I have recently been listening to a lot of Melbourne Bounce and I was wondering how the producers of that music make the human-voice-like leads.
So I fired up my DAW (Ableton) and started synthesizing. My weapon of choice was Serum by Xfer Records because of the fact that you can import your own audio and play it back in cycles. This meant that I had to get a single cycle waveform of the sound I wanted.
WRONG: It did not sound at all how I wanted it to. Then I thought it had to be modulation that would make it sound the way I wanted. A spectrogram confirmed my thoughts. So I moved on, trying a whole new approach.
I have some glitch vocal chops which sound like the bass from a lead like that. So I dropped one on a sampler and tried different effects. The closest I got was when I used the Amp and Saturator effects that come with Ableton, plus your everyday EQ/Compression. But the problem I got was when I played for example, E3, it would be a way shorter sound than E2, due to samplers time-stretching (or rather, it not time-stretching).

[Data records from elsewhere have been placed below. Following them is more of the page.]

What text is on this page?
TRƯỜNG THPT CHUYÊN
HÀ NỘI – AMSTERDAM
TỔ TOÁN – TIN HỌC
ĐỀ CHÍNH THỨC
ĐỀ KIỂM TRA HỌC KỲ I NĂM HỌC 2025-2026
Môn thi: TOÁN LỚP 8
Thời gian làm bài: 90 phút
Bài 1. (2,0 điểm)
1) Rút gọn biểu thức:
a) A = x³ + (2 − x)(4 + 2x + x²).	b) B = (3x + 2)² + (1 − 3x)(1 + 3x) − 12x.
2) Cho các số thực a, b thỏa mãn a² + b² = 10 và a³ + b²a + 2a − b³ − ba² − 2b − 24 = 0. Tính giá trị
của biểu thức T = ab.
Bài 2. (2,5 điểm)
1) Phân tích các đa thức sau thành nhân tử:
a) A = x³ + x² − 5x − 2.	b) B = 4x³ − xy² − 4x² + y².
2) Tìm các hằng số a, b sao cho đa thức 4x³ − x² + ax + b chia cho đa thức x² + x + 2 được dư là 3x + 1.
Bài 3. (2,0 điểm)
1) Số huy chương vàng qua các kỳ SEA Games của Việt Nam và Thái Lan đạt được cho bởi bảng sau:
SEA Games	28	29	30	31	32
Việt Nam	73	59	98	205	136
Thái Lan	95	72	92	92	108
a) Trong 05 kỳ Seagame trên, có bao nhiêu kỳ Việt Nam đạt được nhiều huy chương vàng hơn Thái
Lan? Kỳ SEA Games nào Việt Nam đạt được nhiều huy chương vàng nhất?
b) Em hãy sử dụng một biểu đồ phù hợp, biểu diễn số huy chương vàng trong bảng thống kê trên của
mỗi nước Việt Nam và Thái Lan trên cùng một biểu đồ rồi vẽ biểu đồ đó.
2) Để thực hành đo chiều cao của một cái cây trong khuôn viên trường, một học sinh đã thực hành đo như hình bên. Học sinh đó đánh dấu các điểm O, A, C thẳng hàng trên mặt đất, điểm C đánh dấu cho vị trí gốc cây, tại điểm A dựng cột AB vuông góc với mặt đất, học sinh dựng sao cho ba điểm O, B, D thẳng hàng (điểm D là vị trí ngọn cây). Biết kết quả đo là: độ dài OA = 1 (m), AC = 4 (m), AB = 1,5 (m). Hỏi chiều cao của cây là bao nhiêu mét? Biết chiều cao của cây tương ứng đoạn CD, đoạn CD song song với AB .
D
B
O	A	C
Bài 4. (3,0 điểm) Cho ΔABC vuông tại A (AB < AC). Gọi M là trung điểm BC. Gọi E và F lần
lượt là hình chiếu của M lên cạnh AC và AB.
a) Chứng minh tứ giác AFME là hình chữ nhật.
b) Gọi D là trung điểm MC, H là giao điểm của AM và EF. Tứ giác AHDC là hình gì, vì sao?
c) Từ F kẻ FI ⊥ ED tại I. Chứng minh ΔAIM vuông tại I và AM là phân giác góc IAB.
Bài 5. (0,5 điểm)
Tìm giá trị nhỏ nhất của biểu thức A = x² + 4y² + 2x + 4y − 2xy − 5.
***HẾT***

So now I am back to zero and I have decided to write on Sound Design.
How are these lead sounds made? And in the future, when stumbling on another sound I'd like to remake, how do I effectively analyze the sound so I can recreate it?
Let me know if I should break this up into 2 questions or if there is any good answers on this site already (I tried searching on this site but could not find anything).